Are you interested in exploring how to bring computer science and programming into your school or classroom? Please read below for details on a Google-supported workshop that we are offering August 14-16 at Michigan Tech. The workshop is a starting point to join a community of teachers for computing education across Michigan and the Upper Midwest region, in conjunction with faculty and students at Michigan Tech.
As computer technology becomes an ever more powerful and pervasive factor in our world, students need instruction in the creative problem solving skills that are the basis of computer science. Software design and programming skills, along with an understanding of the principles of computer systems and applications, are tremendously valuable in a wide range of future careers, and the problem solving process of computational thinking can be used to enrich a wide range of K-12 courses. New tools and teaching materials make it possible to bring the creative spirit of computing into K-12 classrooms.
From a teacher’s perspective, however, bringing computer science into the classroom can seem intimidating. We want to help teachers develop confidence in their own computer science literacy and help them craft a computing curriculum that meets their teaching missions. As faculty members of the Computer Science Department at Michigan Tech, we are keenly aware of the need to get young people interested and engaged in creative computing, and we have developed programs at Michigan Tech and in the local community to further this goal.
Through a Google CS4HS (Computer Science for High Schools) grant, we are offering a workshop to expose teachers to exciting new ways to bring computer science into schools. The workshop will be the first step in building a community of practice to provide long-term support and training for teachers with little or no computer science background.
Instruct teachers with a basic level understanding of Computer Science Principles. At the workshop, we will expose teachers with little or no CS experience to course materials targeted for a K-8 or High School audience. We aim to give them the confidence to take on this material in their own courses. The theme this year is “Big Data”; we will show how even large sets of real-world data (about the environment, human behavior, etc.) can be harnessed and manipulated easily through code.
Help teachers integrate programming into new and existing courses. As computing has moved into the forefront of a wide variety of fields, an interesting emergent strategy is to integrate computer science into more traditional math and science courses. At the workshop, we will collaborate with teachers to determine where and how aspects of CS can be integrated into their courses.
Disseminate our K-12 computer programming course materials developed at Michigan Tech.
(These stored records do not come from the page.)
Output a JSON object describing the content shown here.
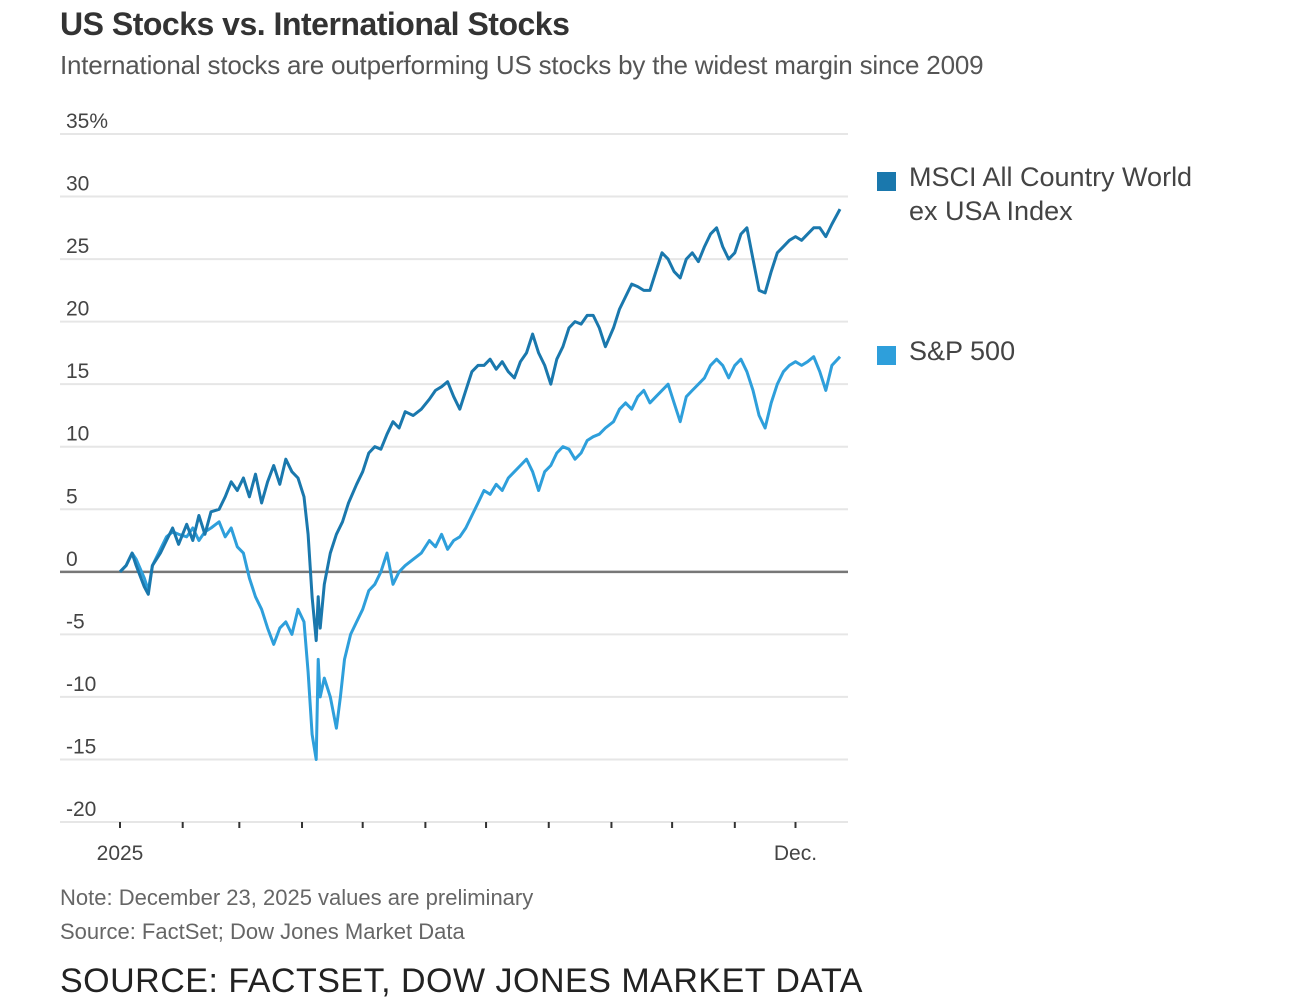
{
  "colors": {
    "msci": "#1a78ad",
    "sp500": "#2e9fdb",
    "grid": "#e6e6e6",
    "zero": "#777777"
  },
  "chart_data": {
    "type": "line",
    "title": "US Stocks vs. International Stocks",
    "subtitle": "International stocks are outperforming US stocks by the widest margin since 2009",
    "ylabel": "",
    "xlabel": "",
    "ylim": [
      -20,
      35
    ],
    "y_ticks": [
      {
        "value": 35,
        "label": "35%"
      },
      {
        "value": 30,
        "label": "30"
      },
      {
        "value": 25,
        "label": "25"
      },
      {
        "value": 20,
        "label": "20"
      },
      {
        "value": 15,
        "label": "15"
      },
      {
        "value": 10,
        "label": "10"
      },
      {
        "value": 5,
        "label": "5"
      },
      {
        "value": 0,
        "label": "0"
      },
      {
        "value": -5,
        "label": "-5"
      },
      {
        "value": -10,
        "label": "-10"
      },
      {
        "value": -15,
        "label": "-15"
      },
      {
        "value": -20,
        "label": "-20"
      }
    ],
    "x_domain": [
      "2025-01-01",
      "2025-12-24"
    ],
    "x_ticks": [
      {
        "date": "2025-01-01",
        "label": "2025"
      },
      {
        "date": "2025-02-01",
        "label": ""
      },
      {
        "date": "2025-03-01",
        "label": ""
      },
      {
        "date": "2025-04-01",
        "label": ""
      },
      {
        "date": "2025-05-01",
        "label": ""
      },
      {
        "date": "2025-06-01",
        "label": ""
      },
      {
        "date": "2025-07-01",
        "label": ""
      },
      {
        "date": "2025-08-01",
        "label": ""
      },
      {
        "date": "2025-09-01",
        "label": ""
      },
      {
        "date": "2025-10-01",
        "label": ""
      },
      {
        "date": "2025-11-01",
        "label": ""
      },
      {
        "date": "2025-12-01",
        "label": "Dec."
      }
    ],
    "series": [
      {
        "name": "MSCI All Country World ex USA Index",
        "legend_lines": [
          "MSCI All Country World",
          "ex USA Index"
        ],
        "color_key": "msci",
        "points": [
          [
            "2025-01-01",
            0
          ],
          [
            "2025-01-04",
            0.5
          ],
          [
            "2025-01-07",
            1.5
          ],
          [
            "2025-01-09",
            0.5
          ],
          [
            "2025-01-13",
            -1.2
          ],
          [
            "2025-01-15",
            -1.8
          ],
          [
            "2025-01-17",
            0.5
          ],
          [
            "2025-01-21",
            1.5
          ],
          [
            "2025-01-24",
            2.5
          ],
          [
            "2025-01-27",
            3.5
          ],
          [
            "2025-01-30",
            2.2
          ],
          [
            "2025-02-03",
            3.8
          ],
          [
            "2025-02-06",
            2.5
          ],
          [
            "2025-02-09",
            4.5
          ],
          [
            "2025-02-12",
            3
          ],
          [
            "2025-02-15",
            4.8
          ],
          [
            "2025-02-19",
            5
          ],
          [
            "2025-02-22",
            6
          ],
          [
            "2025-02-25",
            7.2
          ],
          [
            "2025-02-28",
            6.5
          ],
          [
            "2025-03-03",
            7.5
          ],
          [
            "2025-03-06",
            6
          ],
          [
            "2025-03-09",
            7.8
          ],
          [
            "2025-03-12",
            5.5
          ],
          [
            "2025-03-15",
            7.2
          ],
          [
            "2025-03-18",
            8.5
          ],
          [
            "2025-03-21",
            7
          ],
          [
            "2025-03-24",
            9
          ],
          [
            "2025-03-27",
            8
          ],
          [
            "2025-03-30",
            7.5
          ],
          [
            "2025-04-02",
            6
          ],
          [
            "2025-04-04",
            3
          ],
          [
            "2025-04-06",
            -2
          ],
          [
            "2025-04-08",
            -5.5
          ],
          [
            "2025-04-09",
            -2
          ],
          [
            "2025-04-10",
            -4.5
          ],
          [
            "2025-04-12",
            -1
          ],
          [
            "2025-04-15",
            1.5
          ],
          [
            "2025-04-18",
            3
          ],
          [
            "2025-04-21",
            4
          ],
          [
            "2025-04-24",
            5.5
          ],
          [
            "2025-04-28",
            7
          ],
          [
            "2025-05-01",
            8
          ],
          [
            "2025-05-04",
            9.5
          ],
          [
            "2025-05-07",
            10
          ],
          [
            "2025-05-10",
            9.8
          ],
          [
            "2025-05-13",
            11
          ],
          [
            "2025-05-16",
            12
          ],
          [
            "2025-05-19",
            11.5
          ],
          [
            "2025-05-22",
            12.8
          ],
          [
            "2025-05-26",
            12.5
          ],
          [
            "2025-05-30",
            13
          ],
          [
            "2025-06-03",
            13.8
          ],
          [
            "2025-06-06",
            14.5
          ],
          [
            "2025-06-09",
            14.8
          ],
          [
            "2025-06-12",
            15.2
          ],
          [
            "2025-06-15",
            14
          ],
          [
            "2025-06-18",
            13
          ],
          [
            "2025-06-21",
            14.5
          ],
          [
            "2025-06-24",
            16
          ],
          [
            "2025-06-27",
            16.5
          ],
          [
            "2025-06-30",
            16.5
          ],
          [
            "2025-07-03",
            17
          ],
          [
            "2025-07-06",
            16.2
          ],
          [
            "2025-07-09",
            16.8
          ],
          [
            "2025-07-12",
            16
          ],
          [
            "2025-07-15",
            15.5
          ],
          [
            "2025-07-18",
            16.8
          ],
          [
            "2025-07-21",
            17.5
          ],
          [
            "2025-07-24",
            19
          ],
          [
            "2025-07-27",
            17.5
          ],
          [
            "2025-07-30",
            16.5
          ],
          [
            "2025-08-02",
            15
          ],
          [
            "2025-08-05",
            17
          ],
          [
            "2025-08-08",
            18
          ],
          [
            "2025-08-11",
            19.5
          ],
          [
            "2025-08-14",
            20
          ],
          [
            "2025-08-17",
            19.8
          ],
          [
            "2025-08-20",
            20.5
          ],
          [
            "2025-08-23",
            20.5
          ],
          [
            "2025-08-26",
            19.5
          ],
          [
            "2025-08-29",
            18
          ],
          [
            "2025-09-02",
            19.5
          ],
          [
            "2025-09-05",
            21
          ],
          [
            "2025-09-08",
            22
          ],
          [
            "2025-09-11",
            23
          ],
          [
            "2025-09-14",
            22.8
          ],
          [
            "2025-09-17",
            22.5
          ],
          [
            "2025-09-20",
            22.5
          ],
          [
            "2025-09-23",
            24
          ],
          [
            "2025-09-26",
            25.5
          ],
          [
            "2025-09-29",
            25
          ],
          [
            "2025-10-02",
            24
          ],
          [
            "2025-10-05",
            23.5
          ],
          [
            "2025-10-08",
            25
          ],
          [
            "2025-10-11",
            25.5
          ],
          [
            "2025-10-14",
            24.8
          ],
          [
            "2025-10-17",
            26
          ],
          [
            "2025-10-20",
            27
          ],
          [
            "2025-10-23",
            27.5
          ],
          [
            "2025-10-26",
            26
          ],
          [
            "2025-10-29",
            25
          ],
          [
            "2025-11-01",
            25.5
          ],
          [
            "2025-11-04",
            27
          ],
          [
            "2025-11-07",
            27.5
          ],
          [
            "2025-11-10",
            25
          ],
          [
            "2025-11-13",
            22.5
          ],
          [
            "2025-11-16",
            22.3
          ],
          [
            "2025-11-19",
            24
          ],
          [
            "2025-11-22",
            25.5
          ],
          [
            "2025-11-25",
            26
          ],
          [
            "2025-11-28",
            26.5
          ],
          [
            "2025-12-01",
            26.8
          ],
          [
            "2025-12-04",
            26.5
          ],
          [
            "2025-12-07",
            27
          ],
          [
            "2025-12-10",
            27.5
          ],
          [
            "2025-12-13",
            27.5
          ],
          [
            "2025-12-16",
            26.8
          ],
          [
            "2025-12-19",
            27.8
          ],
          [
            "2025-12-23",
            29
          ]
        ]
      },
      {
        "name": "S&P 500",
        "legend_lines": [
          "S&P 500"
        ],
        "color_key": "sp500",
        "points": [
          [
            "2025-01-01",
            0
          ],
          [
            "2025-01-04",
            0.5
          ],
          [
            "2025-01-07",
            1.5
          ],
          [
            "2025-01-09",
            1
          ],
          [
            "2025-01-13",
            -0.5
          ],
          [
            "2025-01-15",
            -1.5
          ],
          [
            "2025-01-17",
            0.5
          ],
          [
            "2025-01-21",
            1.8
          ],
          [
            "2025-01-24",
            2.8
          ],
          [
            "2025-01-27",
            3.2
          ],
          [
            "2025-01-30",
            3
          ],
          [
            "2025-02-03",
            2.8
          ],
          [
            "2025-02-06",
            3.5
          ],
          [
            "2025-02-09",
            2.5
          ],
          [
            "2025-02-12",
            3.2
          ],
          [
            "2025-02-15",
            3.5
          ],
          [
            "2025-02-19",
            4
          ],
          [
            "2025-02-22",
            2.8
          ],
          [
            "2025-02-25",
            3.5
          ],
          [
            "2025-02-28",
            2
          ],
          [
            "2025-03-03",
            1.5
          ],
          [
            "2025-03-06",
            -0.5
          ],
          [
            "2025-03-09",
            -2
          ],
          [
            "2025-03-12",
            -3
          ],
          [
            "2025-03-15",
            -4.5
          ],
          [
            "2025-03-18",
            -5.8
          ],
          [
            "2025-03-21",
            -4.5
          ],
          [
            "2025-03-24",
            -4
          ],
          [
            "2025-03-27",
            -5
          ],
          [
            "2025-03-30",
            -3
          ],
          [
            "2025-04-02",
            -4
          ],
          [
            "2025-04-04",
            -8
          ],
          [
            "2025-04-06",
            -13
          ],
          [
            "2025-04-08",
            -15
          ],
          [
            "2025-04-09",
            -7
          ],
          [
            "2025-04-10",
            -10
          ],
          [
            "2025-04-12",
            -8.5
          ],
          [
            "2025-04-15",
            -10
          ],
          [
            "2025-04-18",
            -12.5
          ],
          [
            "2025-04-20",
            -10
          ],
          [
            "2025-04-22",
            -7
          ],
          [
            "2025-04-25",
            -5
          ],
          [
            "2025-04-28",
            -4
          ],
          [
            "2025-05-01",
            -3
          ],
          [
            "2025-05-04",
            -1.5
          ],
          [
            "2025-05-07",
            -1
          ],
          [
            "2025-05-10",
            0
          ],
          [
            "2025-05-13",
            1.5
          ],
          [
            "2025-05-16",
            -1
          ],
          [
            "2025-05-19",
            0
          ],
          [
            "2025-05-22",
            0.5
          ],
          [
            "2025-05-26",
            1
          ],
          [
            "2025-05-30",
            1.5
          ],
          [
            "2025-06-03",
            2.5
          ],
          [
            "2025-06-06",
            2
          ],
          [
            "2025-06-09",
            3
          ],
          [
            "2025-06-12",
            1.8
          ],
          [
            "2025-06-15",
            2.5
          ],
          [
            "2025-06-18",
            2.8
          ],
          [
            "2025-06-21",
            3.5
          ],
          [
            "2025-06-24",
            4.5
          ],
          [
            "2025-06-27",
            5.5
          ],
          [
            "2025-06-30",
            6.5
          ],
          [
            "2025-07-03",
            6.2
          ],
          [
            "2025-07-06",
            7
          ],
          [
            "2025-07-09",
            6.5
          ],
          [
            "2025-07-12",
            7.5
          ],
          [
            "2025-07-15",
            8
          ],
          [
            "2025-07-18",
            8.5
          ],
          [
            "2025-07-21",
            9
          ],
          [
            "2025-07-24",
            8
          ],
          [
            "2025-07-27",
            6.5
          ],
          [
            "2025-07-30",
            8
          ],
          [
            "2025-08-02",
            8.5
          ],
          [
            "2025-08-05",
            9.5
          ],
          [
            "2025-08-08",
            10
          ],
          [
            "2025-08-11",
            9.8
          ],
          [
            "2025-08-14",
            9
          ],
          [
            "2025-08-17",
            9.5
          ],
          [
            "2025-08-20",
            10.5
          ],
          [
            "2025-08-23",
            10.8
          ],
          [
            "2025-08-26",
            11
          ],
          [
            "2025-08-29",
            11.5
          ],
          [
            "2025-09-02",
            12
          ],
          [
            "2025-09-05",
            13
          ],
          [
            "2025-09-08",
            13.5
          ],
          [
            "2025-09-11",
            13
          ],
          [
            "2025-09-14",
            14
          ],
          [
            "2025-09-17",
            14.5
          ],
          [
            "2025-09-20",
            13.5
          ],
          [
            "2025-09-23",
            14
          ],
          [
            "2025-09-26",
            14.5
          ],
          [
            "2025-09-29",
            15
          ],
          [
            "2025-10-02",
            13.5
          ],
          [
            "2025-10-05",
            12
          ],
          [
            "2025-10-08",
            14
          ],
          [
            "2025-10-11",
            14.5
          ],
          [
            "2025-10-14",
            15
          ],
          [
            "2025-10-17",
            15.5
          ],
          [
            "2025-10-20",
            16.5
          ],
          [
            "2025-10-23",
            17
          ],
          [
            "2025-10-26",
            16.5
          ],
          [
            "2025-10-29",
            15.5
          ],
          [
            "2025-11-01",
            16.5
          ],
          [
            "2025-11-04",
            17
          ],
          [
            "2025-11-07",
            16
          ],
          [
            "2025-11-10",
            14.5
          ],
          [
            "2025-11-13",
            12.5
          ],
          [
            "2025-11-16",
            11.5
          ],
          [
            "2025-11-19",
            13.5
          ],
          [
            "2025-11-22",
            15
          ],
          [
            "2025-11-25",
            16
          ],
          [
            "2025-11-28",
            16.5
          ],
          [
            "2025-12-01",
            16.8
          ],
          [
            "2025-12-04",
            16.5
          ],
          [
            "2025-12-07",
            16.8
          ],
          [
            "2025-12-10",
            17.2
          ],
          [
            "2025-12-13",
            16
          ],
          [
            "2025-12-16",
            14.5
          ],
          [
            "2025-12-19",
            16.5
          ],
          [
            "2025-12-23",
            17.2
          ]
        ]
      }
    ]
  },
  "note": "Note: December 23, 2025 values are preliminary",
  "source": "Source: FactSet; Dow Jones Market Data",
  "footer": "SOURCE: FACTSET, DOW JONES MARKET DATA"
}
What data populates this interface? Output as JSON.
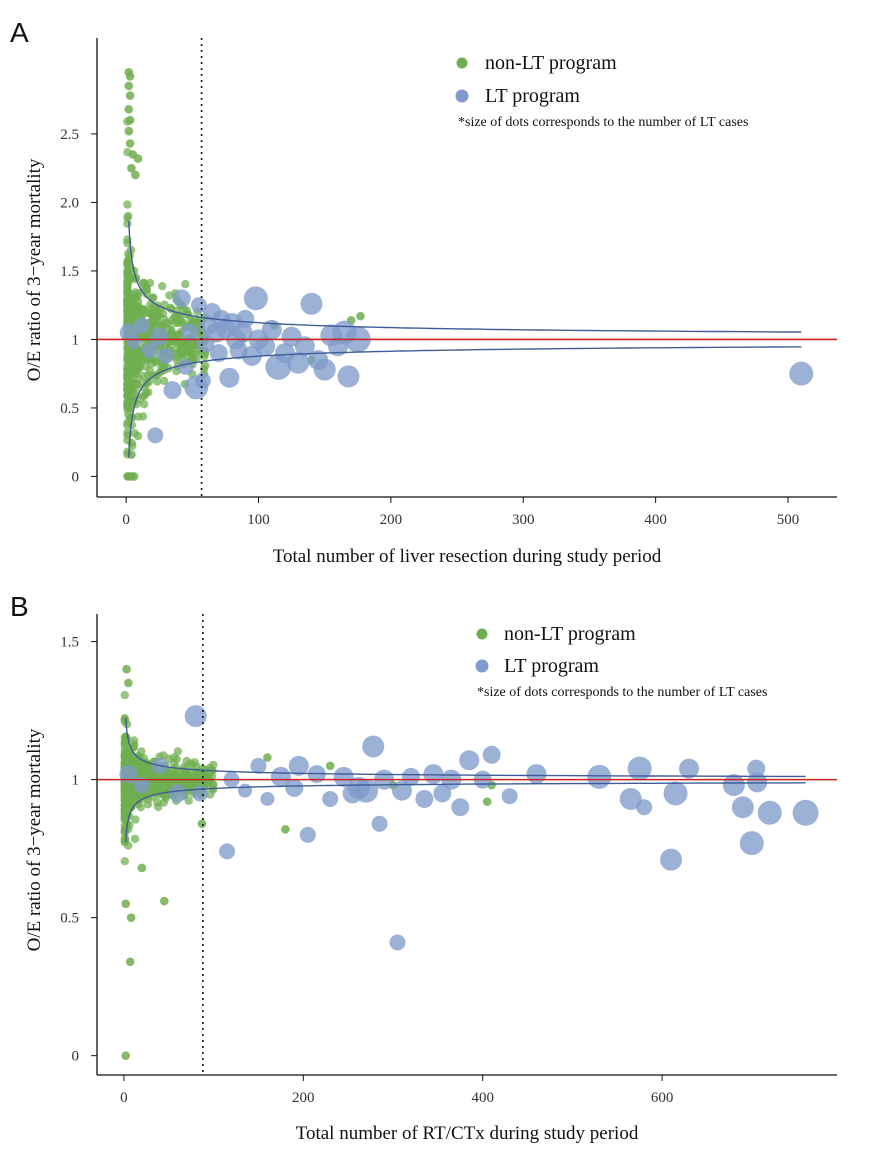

Our curriculum takes students through a variety of programming languages and environments and exposes them to a breadth of application areas. Beyond building “something that works”, we consider principles of good design and tradeoffs between different implementations.
Provide tools for increasing interest in computing among young women. As a “Pacesetter” participant inNCWIT (National Center for Women & Information Technology), we are striving to increase the participation of women enrolling in undergraduate computer science degree programs. Towards this goal we will provide teachers with a better understanding of the breadth of careers available to students who major in computing, and we will encourage teachers and students to tap into the NCWIT network.
This is a tentative schedule. Things are likely to change depending on attendees’ interests and other factors. All sessions are in Rekhi Hall unless otherwise indicated.
Monday August 14
Community of Practice: Getting to Know Each Other and What “Computing” Means in our Schools
K-12 Computer Science Standards
Programming Tracks: Getting Your Feet Wet
Teacher Experience Reports
Tuesday August 15
Why is CS education needed in K-12
Discussion: Obstacles and Ideas for Kick-Starting CS
Computing Careers: Local Industry Panel
Computing research facilities tour
Programming Tracks: Coding Style/Design
Wednesday August 16
Programming Tracks: Big Data
Diversity in Computing: Why and How
Teacher Experience Reports
Introduction to COP Resources
Final Wrap-up and Feedback
The CS4ALL Workshop will be held in Rekhi Hall at Michigan Technological University. Michigan Tech is a friendly campus of 7,000 students located in Houghton, MI on the waterfront of Portage Lake and the Keweenaw Waterway. Just a few miles from campus, on either end of the waterway, lies Lake Superior—the largest freshwater lake in the world by surface area There is a 4.5 mile long walking and biking trail along the waterfront that leads to several nature trails outside of town. The area is rich in natural wonder; a rugged and beautiful land.